As a middle child, I’ve always struggled with feeling “important”. I struggled with comparing myself to my siblings, competing against them over trivial matters and arguing with them when all else fails. So, surprisingly, I wasn’t too keen on joining a sorority.

With bubbly smiles and not a hair out of place, gorgeous, outgoing girls greeted me at Sigma Kappa. Instead of feeling awkward or inadequate, however, they took me in and made me feel like I belonged. They laughed at my jokes (which are the farthest thing from funny, by the way), listened to my long, drawn out stories and most of all, genuinely cared about me as a person. I was a little hesitant at first; I didn’t right away feel like I could open up and be myself. I kept quiet during the first few days, silently observing how easily everyone else was able to relax and become close.

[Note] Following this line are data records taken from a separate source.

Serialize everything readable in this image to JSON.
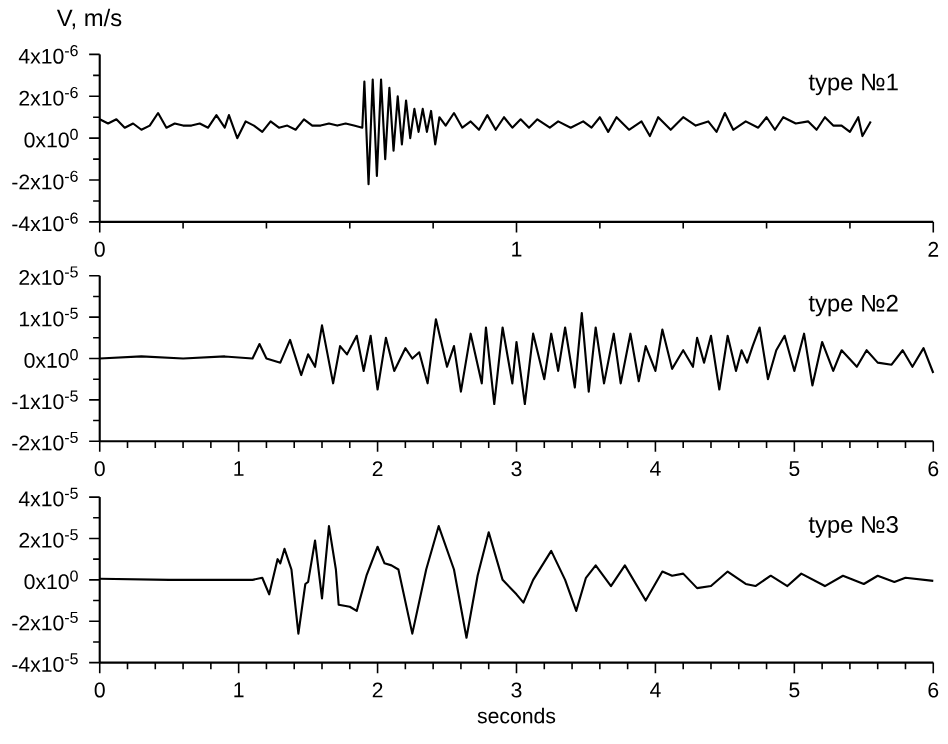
{
  "chart_data": [
    {
      "type": "line",
      "ylabel": "V, m/s",
      "annotations": [
        "type №1"
      ],
      "color": "#000000",
      "xlim": [
        0,
        2
      ],
      "xticks": [
        0,
        1,
        2
      ],
      "ylim": [
        -4e-06,
        4e-06
      ],
      "yticks": [
        {
          "value": -4e-06,
          "label": "-4x10$^{-6}$"
        },
        {
          "value": -2e-06,
          "label": "-2x10$^{-6}$"
        },
        {
          "value": 0,
          "label": "0x10$^{0}$"
        },
        {
          "value": 2e-06,
          "label": "2x10$^{-6}$"
        },
        {
          "value": 4e-06,
          "label": "4x10$^{-6}$"
        }
      ],
      "x": [
        0,
        0.02,
        0.04,
        0.06,
        0.08,
        0.1,
        0.12,
        0.14,
        0.16,
        0.18,
        0.2,
        0.22,
        0.24,
        0.26,
        0.28,
        0.3,
        0.31,
        0.33,
        0.35,
        0.37,
        0.39,
        0.41,
        0.43,
        0.45,
        0.47,
        0.49,
        0.51,
        0.53,
        0.55,
        0.57,
        0.59,
        0.61,
        0.63,
        0.635,
        0.645,
        0.655,
        0.665,
        0.675,
        0.685,
        0.695,
        0.705,
        0.715,
        0.725,
        0.735,
        0.745,
        0.755,
        0.765,
        0.775,
        0.785,
        0.795,
        0.805,
        0.815,
        0.83,
        0.85,
        0.87,
        0.89,
        0.91,
        0.93,
        0.95,
        0.97,
        0.99,
        1.01,
        1.03,
        1.05,
        1.08,
        1.1,
        1.13,
        1.16,
        1.18,
        1.2,
        1.22,
        1.24,
        1.27,
        1.3,
        1.32,
        1.34,
        1.37,
        1.4,
        1.43,
        1.46,
        1.48,
        1.5,
        1.52,
        1.55,
        1.58,
        1.6,
        1.62,
        1.64,
        1.67,
        1.7,
        1.72,
        1.74,
        1.76,
        1.78,
        1.8,
        1.82,
        1.83,
        1.85
      ],
      "values": [
        9e-07,
        7e-07,
        9e-07,
        5e-07,
        7e-07,
        4e-07,
        6e-07,
        1.2e-06,
        5e-07,
        7e-07,
        6e-07,
        6e-07,
        7e-07,
        5e-07,
        1.1e-06,
        5e-07,
        1.1e-06,
        0.0,
        8e-07,
        6e-07,
        3e-07,
        8e-07,
        5e-07,
        6e-07,
        4e-07,
        9e-07,
        6e-07,
        6e-07,
        7e-07,
        6e-07,
        7e-07,
        6e-07,
        5e-07,
        2.7e-06,
        -2.2e-06,
        2.8e-06,
        -1.8e-06,
        2.8e-06,
        -1e-06,
        2.4e-06,
        -6e-07,
        2e-06,
        -3e-07,
        1.8e-06,
        0.0,
        1.4e-06,
        3e-07,
        1.4e-06,
        3e-07,
        1.3e-06,
        -3e-07,
        1e-06,
        6e-07,
        1.2e-06,
        5e-07,
        8e-07,
        4e-07,
        1.1e-06,
        4e-07,
        1e-06,
        5e-07,
        9e-07,
        5e-07,
        9e-07,
        5e-07,
        8e-07,
        5e-07,
        8e-07,
        5e-07,
        1e-06,
        3e-07,
        1e-06,
        4e-07,
        8e-07,
        1e-07,
        1e-06,
        4e-07,
        1e-06,
        6e-07,
        8e-07,
        3e-07,
        1.2e-06,
        4e-07,
        8e-07,
        5e-07,
        1e-06,
        4e-07,
        1e-06,
        7e-07,
        8e-07,
        4e-07,
        1e-06,
        6e-07,
        6e-07,
        3e-07,
        1e-06,
        1e-07,
        8e-07
      ]
    },
    {
      "type": "line",
      "annotations": [
        "type №2"
      ],
      "color": "#000000",
      "xlim": [
        0,
        6
      ],
      "xticks": [
        0,
        1,
        2,
        3,
        4,
        5,
        6
      ],
      "ylim": [
        -2e-05,
        2e-05
      ],
      "yticks": [
        {
          "value": -2e-05,
          "label": "-2x10$^{-5}$"
        },
        {
          "value": -1e-05,
          "label": "-1x10$^{-5}$"
        },
        {
          "value": 0,
          "label": "0x10$^{0}$"
        },
        {
          "value": 1e-05,
          "label": "1x10$^{-5}$"
        },
        {
          "value": 2e-05,
          "label": "2x10$^{-5}$"
        }
      ],
      "x": [
        0,
        0.3,
        0.6,
        0.9,
        1.1,
        1.15,
        1.2,
        1.3,
        1.37,
        1.45,
        1.5,
        1.55,
        1.6,
        1.68,
        1.73,
        1.78,
        1.85,
        1.9,
        1.95,
        2.0,
        2.06,
        2.12,
        2.2,
        2.25,
        2.3,
        2.36,
        2.42,
        2.5,
        2.55,
        2.6,
        2.67,
        2.75,
        2.78,
        2.84,
        2.9,
        2.97,
        3.0,
        3.06,
        3.12,
        3.2,
        3.25,
        3.3,
        3.35,
        3.42,
        3.47,
        3.52,
        3.57,
        3.63,
        3.7,
        3.75,
        3.82,
        3.88,
        3.93,
        4.0,
        4.05,
        4.12,
        4.2,
        4.27,
        4.3,
        4.35,
        4.4,
        4.46,
        4.52,
        4.58,
        4.62,
        4.66,
        4.7,
        4.75,
        4.81,
        4.87,
        4.93,
        5.0,
        5.07,
        5.13,
        5.2,
        5.28,
        5.34,
        5.45,
        5.52,
        5.6,
        5.7,
        5.78,
        5.85,
        5.93,
        6.0
      ],
      "values": [
        0.0,
        5e-07,
        0.0,
        5e-07,
        0.0,
        3.5e-06,
        0.0,
        -1e-06,
        4.5e-06,
        -4e-06,
        1e-06,
        -2e-06,
        8e-06,
        -6e-06,
        3e-06,
        1e-06,
        5.5e-06,
        -3e-06,
        5.5e-06,
        -7.5e-06,
        5e-06,
        -3e-06,
        2.5e-06,
        0.0,
        1.5e-06,
        -6e-06,
        9.5e-06,
        -2e-06,
        3e-06,
        -8e-06,
        6e-06,
        -6e-06,
        7.5e-06,
        -1.1e-05,
        7.5e-06,
        -6e-06,
        4e-06,
        -1.1e-05,
        6e-06,
        -5e-06,
        6e-06,
        -3e-06,
        7.5e-06,
        -7e-06,
        1.1e-05,
        -8e-06,
        7.5e-06,
        -6e-06,
        6e-06,
        -6e-06,
        6e-06,
        -5.5e-06,
        3e-06,
        -3e-06,
        7e-06,
        -2.5e-06,
        2e-06,
        -2e-06,
        5e-06,
        -1e-06,
        5.5e-06,
        -7.5e-06,
        5.5e-06,
        -3e-06,
        2e-06,
        -1e-06,
        3e-06,
        7.5e-06,
        -5e-06,
        2e-06,
        5.5e-06,
        -3e-06,
        6e-06,
        -6.5e-06,
        4e-06,
        -3e-06,
        2e-06,
        -2e-06,
        2e-06,
        -1e-06,
        -1.5e-06,
        2e-06,
        -2e-06,
        2.5e-06,
        -3.5e-06
      ]
    },
    {
      "type": "line",
      "xlabel": "seconds",
      "annotations": [
        "type №3"
      ],
      "color": "#000000",
      "xlim": [
        0,
        6
      ],
      "xticks": [
        0,
        1,
        2,
        3,
        4,
        5,
        6
      ],
      "ylim": [
        -4e-05,
        4e-05
      ],
      "yticks": [
        {
          "value": -4e-05,
          "label": "-4x10$^{-5}$"
        },
        {
          "value": -2e-05,
          "label": "-2x10$^{-5}$"
        },
        {
          "value": 0,
          "label": "0x10$^{0}$"
        },
        {
          "value": 2e-05,
          "label": "2x10$^{-5}$"
        },
        {
          "value": 4e-05,
          "label": "4x10$^{-5}$"
        }
      ],
      "x": [
        0,
        0.5,
        1.0,
        1.1,
        1.17,
        1.22,
        1.28,
        1.3,
        1.33,
        1.38,
        1.43,
        1.48,
        1.5,
        1.55,
        1.6,
        1.65,
        1.7,
        1.72,
        1.8,
        1.85,
        1.92,
        2.0,
        2.05,
        2.1,
        2.15,
        2.25,
        2.35,
        2.44,
        2.55,
        2.64,
        2.72,
        2.8,
        2.9,
        3.0,
        3.05,
        3.12,
        3.25,
        3.35,
        3.43,
        3.5,
        3.57,
        3.68,
        3.78,
        3.93,
        4.05,
        4.12,
        4.2,
        4.3,
        4.4,
        4.52,
        4.65,
        4.72,
        4.83,
        4.95,
        5.05,
        5.22,
        5.35,
        5.5,
        5.6,
        5.72,
        5.8,
        6.0
      ],
      "values": [
        5e-07,
        0.0,
        0.0,
        0.0,
        1e-06,
        -7e-06,
        1e-05,
        8e-06,
        1.5e-05,
        5e-06,
        -2.6e-05,
        -2e-06,
        -1e-06,
        1.9e-05,
        -9e-06,
        2.6e-05,
        5e-06,
        -1.2e-05,
        -1.3e-05,
        -1.5e-05,
        2e-06,
        1.6e-05,
        8e-06,
        7e-06,
        5e-06,
        -2.6e-05,
        5e-06,
        2.6e-05,
        5e-06,
        -2.8e-05,
        2e-06,
        2.3e-05,
        0.0,
        -7e-06,
        -1.1e-05,
        0.0,
        1.4e-05,
        0.0,
        -1.5e-05,
        1e-06,
        7e-06,
        -3e-06,
        7e-06,
        -1e-05,
        4e-06,
        2e-06,
        3e-06,
        -4e-06,
        -3e-06,
        4e-06,
        -2e-06,
        -3e-06,
        2e-06,
        -3e-06,
        3e-06,
        -3e-06,
        2e-06,
        -2e-06,
        2e-06,
        -1e-06,
        1e-06,
        -5e-07
      ]
    }
  ]
}
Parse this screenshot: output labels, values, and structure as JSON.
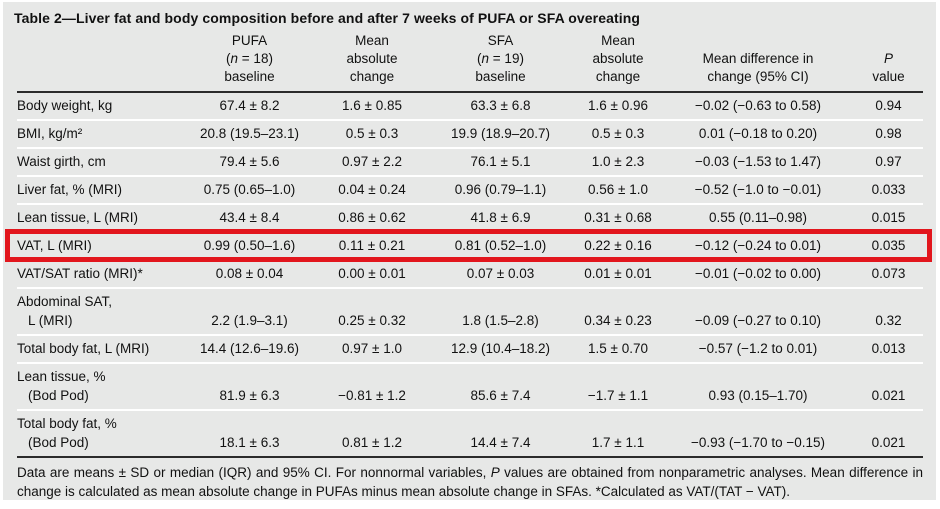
{
  "title": "Table 2—Liver fat and body composition before and after 7 weeks of PUFA or SFA overeating",
  "header": {
    "pufa": {
      "line1": "PUFA",
      "n_pre": "(",
      "n_italic": "n",
      "n_post": " = 18)",
      "line3": "baseline"
    },
    "mean_change_pufa": {
      "line1": "Mean",
      "line2": "absolute",
      "line3": "change"
    },
    "sfa": {
      "line1": "SFA",
      "n_pre": "(",
      "n_italic": "n",
      "n_post": " = 19)",
      "line3": "baseline"
    },
    "mean_change_sfa": {
      "line1": "Mean",
      "line2": "absolute",
      "line3": "change"
    },
    "mean_diff": {
      "line1": "Mean difference in",
      "line2": "change (95% CI)"
    },
    "p_value": {
      "line1": "P",
      "line2": "value"
    }
  },
  "table": {
    "rows": [
      {
        "label": "Body weight, kg",
        "values": [
          "67.4 ± 8.2",
          "1.6 ± 0.85",
          "63.3 ± 6.8",
          "1.6 ± 0.96",
          "−0.02 (−0.63 to 0.58)",
          "0.94"
        ]
      },
      {
        "label": "BMI, kg/m²",
        "values": [
          "20.8 (19.5–23.1)",
          "0.5 ± 0.3",
          "19.9 (18.9–20.7)",
          "0.5 ± 0.3",
          "0.01 (−0.18 to 0.20)",
          "0.98"
        ]
      },
      {
        "label": "Waist girth, cm",
        "values": [
          "79.4 ± 5.6",
          "0.97 ± 2.2",
          "76.1 ± 5.1",
          "1.0 ± 2.3",
          "−0.03 (−1.53 to 1.47)",
          "0.97"
        ]
      },
      {
        "label": "Liver fat, % (MRI)",
        "values": [
          "0.75 (0.65–1.0)",
          "0.04 ± 0.24",
          "0.96 (0.79–1.1)",
          "0.56 ± 1.0",
          "−0.52 (−1.0 to −0.01)",
          "0.033"
        ]
      },
      {
        "label": "Lean tissue, L (MRI)",
        "values": [
          "43.4 ± 8.4",
          "0.86 ± 0.62",
          "41.8 ± 6.9",
          "0.31 ± 0.68",
          "0.55 (0.11–0.98)",
          "0.015"
        ]
      },
      {
        "label": "VAT, L (MRI)",
        "highlighted": true,
        "values": [
          "0.99 (0.50–1.6)",
          "0.11 ± 0.21",
          "0.81 (0.52–1.0)",
          "0.22 ± 0.16",
          "−0.12 (−0.24 to 0.01)",
          "0.035"
        ]
      },
      {
        "label": "VAT/SAT ratio (MRI)*",
        "values": [
          "0.08 ± 0.04",
          "0.00 ± 0.01",
          "0.07 ± 0.03",
          "0.01 ± 0.01",
          "−0.01 (−0.02 to 0.00)",
          "0.073"
        ]
      },
      {
        "label": "Abdominal SAT,",
        "label2": "L (MRI)",
        "values": [
          "2.2 (1.9–3.1)",
          "0.25 ± 0.32",
          "1.8 (1.5–2.8)",
          "0.34 ± 0.23",
          "−0.09 (−0.27 to 0.10)",
          "0.32"
        ]
      },
      {
        "label": "Total body fat, L (MRI)",
        "values": [
          "14.4 (12.6–19.6)",
          "0.97 ± 1.0",
          "12.9 (10.4–18.2)",
          "1.5 ± 0.70",
          "−0.57 (−1.2 to 0.01)",
          "0.013"
        ]
      },
      {
        "label": "Lean tissue, %",
        "label2": "(Bod Pod)",
        "values": [
          "81.9 ± 6.3",
          "−0.81 ± 1.2",
          "85.6 ± 7.4",
          "−1.7 ± 1.1",
          "0.93 (0.15–1.70)",
          "0.021"
        ]
      },
      {
        "label": "Total body fat, %",
        "label2": "(Bod Pod)",
        "values": [
          "18.1 ± 6.3",
          "0.81 ± 1.2",
          "14.4 ± 7.4",
          "1.7 ± 1.1",
          "−0.93 (−1.70 to −0.15)",
          "0.021"
        ]
      }
    ]
  },
  "footnote": {
    "part1": "Data are means ± SD or median (IQR) and 95% CI. For nonnormal variables, ",
    "p_italic": "P",
    "part2": " values are obtained from nonparametric analyses. Mean difference in change is calculated as mean absolute change in PUFAs minus mean absolute change in SFAs. *Calculated as VAT/(TAT − VAT)."
  },
  "annotation": {
    "highlight_color": "#e2161d",
    "highlighted_row": "VAT, L (MRI)"
  }
}
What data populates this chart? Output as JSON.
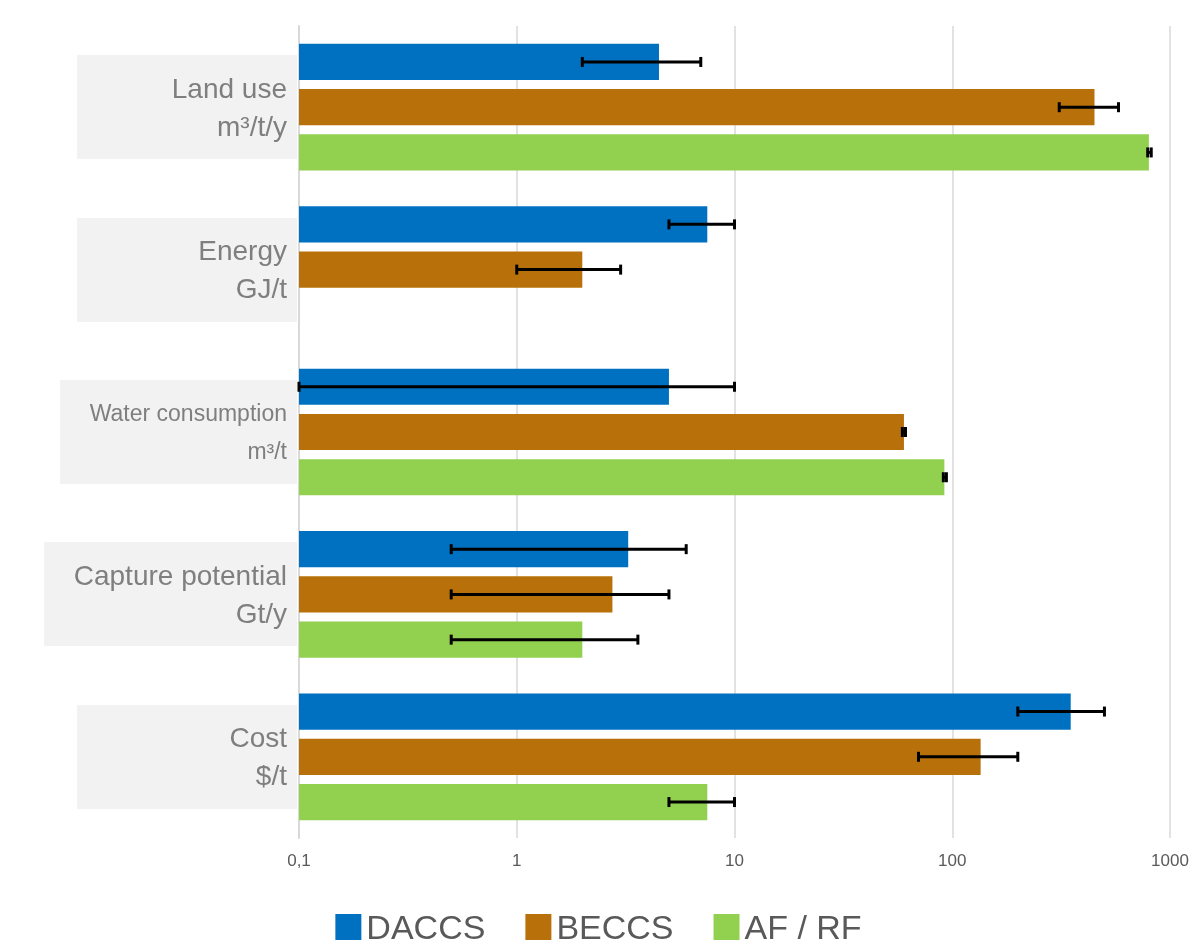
{
  "chart_data": {
    "type": "bar",
    "orientation": "horizontal",
    "log": "x",
    "categories": [
      "Land use m³/t/y",
      "Energy GJ/t",
      "Water consumption m³/t",
      "Capture potential Gt/y",
      "Cost $/t"
    ],
    "series": [
      {
        "name": "DACCS",
        "color": "#0070c0",
        "values": [
          4.5,
          7.5,
          5,
          3.25,
          350
        ],
        "errors": [
          [
            2,
            7
          ],
          [
            5,
            10
          ],
          [
            0.1,
            10
          ],
          [
            0.5,
            6
          ],
          [
            200,
            500
          ]
        ]
      },
      {
        "name": "BECCS",
        "color": "#b8700a",
        "values": [
          450,
          2,
          60,
          2.75,
          135
        ],
        "errors": [
          [
            310,
            580
          ],
          [
            1,
            3
          ],
          [
            59,
            61
          ],
          [
            0.5,
            5
          ],
          [
            70,
            200
          ]
        ]
      },
      {
        "name": "AF / RF",
        "color": "#92d050",
        "values": [
          800,
          null,
          92,
          2,
          7.5
        ],
        "errors": [
          [
            790,
            820
          ],
          null,
          [
            91,
            94
          ],
          [
            0.5,
            3.6
          ],
          [
            5,
            10
          ]
        ]
      }
    ],
    "xlim": [
      0.1,
      1000
    ],
    "xticks": [
      {
        "value": 0.1,
        "label": "0,1"
      },
      1,
      10,
      100,
      1000
    ],
    "grid": "x",
    "legend": "bottom"
  }
}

There wasn’t one grand moment when I realized, “these are my sisters”. Instead, it was a compilation of smaller moments, little aspects of the days that made me realize I had found my family. Silent hours spent in the lib, dying from work, and I’d look up and make eye contact with a sister and she’d give me a supportive grin. Spotting girls around campus and seeing them instantly break out in a smile and a furious wave. Going to eick alone and then somehow ending up at a full table, all with smiling faces and great conversation. Receiving invitations to go to events, activities, shows that I would’ve been too scared to go to by myself.

It was little things like that that made me realize what sisterhood means. Friends that go above and beyond what is normal without even realizing it; smiling at you in encouragement just when they know you need it, reaching out when you find yourself too afraid to, and most importantly supporting you, whether you recognize you need it or not. It’s this feeling that you can say or do whatever feels comfortable and no one will judge you or make you feel inferior. It’s dancing when there’s no music and knowing in your heart that a sister will jump in there with you.

I’m a lot of things; I’m loud and crazy and honest and confusing. But I’m also a sister of Sigma Kappa and I wouldn’t have it any other way.